Average Balance Sheet

The following table sets forth certain information relating to the company for
the periods indicated. The average yields and costs are derived by dividing
income or expense on an annualized basis by the average balance of assets or
liabilities, respectively, for the periods presented. Average balances are
derived from average daily balances.




Three Months Ended March 31, Three Months Ended March 31,
--------------------------------- --------------------------------
2003 2002
--------------------------------- --------------------------------
Average Average Average Average
Balance Interest Yield/Cost Balance Interest Yield/Cost
-------- -------- ---------- ------- -------- ----------
(In Thousands) (In Thousands)

Interest-earning assets:
Loans receivable (1) $369,759 $ 6,437 6.96% $316,796 $ 5,891 7.44%
Investment securities available
for sale (2) 190,972 2,046 4.29% 175,655 2,275 5.18%
Other interest-earning assets (3) 3,545 10 1.13% 9,868 42 1.72%
Total interest earning assets $564,276 $ 8,493 6.02% $502,319 $ 8,208 6.54%
======== ======= ======== =======

Non-interest earning assets 29,065 28,030
-------- --------
Total assets $593,341 $530,349
======== ========

Interest-bearing liabilities:

Money market accounts 60,474 216 1.43% 57,895 299 2.07%
Certificates of Deposit 224,060 1,893 3.38% 198,258 2,018 4.07%
Other liabilities 174,767 864 1.98% 150,470 890 2.37%
-------- -------- -------- --------

Total interest-bearing liabilities $459,301 $ 2,973 2.59% $406,623 $ 3,207 3.15%
======== ==== ======== ====
Non-interest-bearing liabilities 77,373 73,276
-------- --------
Total liabilities $536,674 $479,899
======== ========
Retained Earnings (4) 56,667 50,450
-------- --------
Total liabilities and
stockholders' equity $593,341 $530,349
======== ========

Net interest income $ 5,520 $ 5,001
======== ========
Interest rate spread (5) 3.43% 3.39%
======= =======
Net yield on interest-earning assets (6) 3.91% 3.98%
======= =======
Ratio of average interest-earning
assets to average interest-bearing
liabilities 122.86% 123.53%
======= =======


(1) Average balances include non-accrual loans, and are net of deferred loan
fees.
(2) Includes interest-bearing deposits in other financial institutions.
(3) Consists of federal funds sold.
(4) Includes capital stock, surplus and accumulated other comprehensive income,
less treasury stock.

7


(5) Interest-rate spread represents the difference between the average yield on
interest-earning assets and the average cost of interest-bearing
liabilities.
(6) Net yield on interest-earning assets represents annualized net interest
income as a percentage of average interest earning assets.

Rate / Volume Analysis

The following table shows the effect of changes in volumes and rates on interest
income and interest expense. The changes in interest income and interest expense
attributable to changes in both volume and rate have been allocated to the
changes due to rate. Tax exempt income was not recalculated on a tax equivalent
basis due to the immateriality of the change to the table resulting from a
recalculation.



Three Month Period ended March 31, 2003
---------------------------------------

2003 vs. 2002
---------------------------------------
Increase (Decrease)
Due to

Volume Rate Net
------ ---- ---
(In Thousands)

Interest income:
Loans receivable 985 (439) 546
Investment securities available for sale 199 (427) (228)
Other interest earning assets (27) (5) (32)

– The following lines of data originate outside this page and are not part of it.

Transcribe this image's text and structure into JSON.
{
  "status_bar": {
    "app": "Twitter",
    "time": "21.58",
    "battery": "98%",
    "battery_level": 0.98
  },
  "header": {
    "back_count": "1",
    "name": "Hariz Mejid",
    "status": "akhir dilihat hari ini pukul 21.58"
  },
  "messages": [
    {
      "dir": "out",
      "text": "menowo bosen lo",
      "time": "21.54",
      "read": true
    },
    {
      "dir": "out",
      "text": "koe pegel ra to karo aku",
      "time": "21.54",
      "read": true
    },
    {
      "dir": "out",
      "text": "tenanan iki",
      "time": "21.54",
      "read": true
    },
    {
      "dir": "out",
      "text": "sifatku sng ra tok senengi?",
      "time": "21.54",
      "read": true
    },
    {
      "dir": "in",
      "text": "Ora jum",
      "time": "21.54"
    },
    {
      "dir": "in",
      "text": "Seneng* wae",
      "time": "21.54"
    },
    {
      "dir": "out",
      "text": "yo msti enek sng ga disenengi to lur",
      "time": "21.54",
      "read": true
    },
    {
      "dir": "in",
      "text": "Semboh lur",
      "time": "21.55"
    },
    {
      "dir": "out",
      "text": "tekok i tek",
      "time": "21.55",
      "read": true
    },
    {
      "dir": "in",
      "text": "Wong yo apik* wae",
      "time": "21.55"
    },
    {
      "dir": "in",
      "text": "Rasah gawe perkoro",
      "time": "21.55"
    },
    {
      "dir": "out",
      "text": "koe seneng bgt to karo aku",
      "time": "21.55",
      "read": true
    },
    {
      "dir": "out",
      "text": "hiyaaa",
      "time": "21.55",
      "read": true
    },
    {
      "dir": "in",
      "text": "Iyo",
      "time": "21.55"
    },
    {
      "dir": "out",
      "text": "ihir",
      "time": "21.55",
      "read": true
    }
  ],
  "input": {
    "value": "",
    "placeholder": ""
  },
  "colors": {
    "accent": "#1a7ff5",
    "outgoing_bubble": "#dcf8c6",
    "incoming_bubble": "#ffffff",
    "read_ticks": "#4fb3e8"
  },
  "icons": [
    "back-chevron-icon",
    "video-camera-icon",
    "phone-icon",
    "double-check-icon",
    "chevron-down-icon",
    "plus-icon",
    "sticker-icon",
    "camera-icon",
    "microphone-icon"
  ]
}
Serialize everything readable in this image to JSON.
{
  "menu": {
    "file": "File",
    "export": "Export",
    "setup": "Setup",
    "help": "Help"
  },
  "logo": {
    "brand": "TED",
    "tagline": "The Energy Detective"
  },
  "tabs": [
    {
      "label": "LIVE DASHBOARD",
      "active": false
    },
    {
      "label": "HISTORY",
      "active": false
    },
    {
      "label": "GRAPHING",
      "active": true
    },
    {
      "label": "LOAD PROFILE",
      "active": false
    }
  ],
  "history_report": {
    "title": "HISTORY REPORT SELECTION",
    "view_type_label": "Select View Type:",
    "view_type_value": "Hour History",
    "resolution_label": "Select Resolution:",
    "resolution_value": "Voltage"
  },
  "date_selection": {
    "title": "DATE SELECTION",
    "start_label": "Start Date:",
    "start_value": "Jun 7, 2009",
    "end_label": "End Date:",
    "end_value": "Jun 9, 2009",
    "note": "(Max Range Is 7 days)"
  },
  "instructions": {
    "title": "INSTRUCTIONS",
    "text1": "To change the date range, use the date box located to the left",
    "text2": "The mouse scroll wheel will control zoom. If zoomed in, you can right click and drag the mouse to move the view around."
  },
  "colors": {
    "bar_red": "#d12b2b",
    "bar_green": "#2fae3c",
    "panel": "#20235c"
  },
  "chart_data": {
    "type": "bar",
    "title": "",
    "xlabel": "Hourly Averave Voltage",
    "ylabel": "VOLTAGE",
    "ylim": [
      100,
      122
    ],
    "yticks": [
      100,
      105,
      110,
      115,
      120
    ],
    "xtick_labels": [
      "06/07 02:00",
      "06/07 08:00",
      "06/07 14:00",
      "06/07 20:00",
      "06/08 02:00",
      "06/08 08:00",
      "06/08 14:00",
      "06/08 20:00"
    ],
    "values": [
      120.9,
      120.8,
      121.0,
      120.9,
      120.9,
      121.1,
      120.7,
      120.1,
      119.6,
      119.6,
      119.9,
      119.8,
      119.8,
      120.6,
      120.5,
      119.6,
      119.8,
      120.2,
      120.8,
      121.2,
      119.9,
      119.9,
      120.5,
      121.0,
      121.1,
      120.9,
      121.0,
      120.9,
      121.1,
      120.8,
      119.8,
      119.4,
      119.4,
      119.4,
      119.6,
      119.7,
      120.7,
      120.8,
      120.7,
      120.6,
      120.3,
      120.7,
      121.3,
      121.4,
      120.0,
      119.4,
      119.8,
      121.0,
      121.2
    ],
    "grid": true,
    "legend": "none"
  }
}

Total interest-earning assets 1,157 (871) 286
===== ===== =====

Interest expense:
Money market accounts 13 (96) (83)
Certificates of deposit 263 (387) (124)
Other liabilities 144 (170) (26)

Total interest-bearing liabilities 420 (653) (233)
===== ===== =====

Net change in net interest income 737 (218) 519
===== ===== =====




Provision for loan losses. For the three months ended March 31, 2003 the
provision for loan losses was $150,000 compared to $250,000 for the comparable
2002 periods. The addition to the provision for loan losses for the three months
ended March 31, 2003 was to cover net losses of $59,000 in the period and the
$12.6 million increase in the loan portfolio.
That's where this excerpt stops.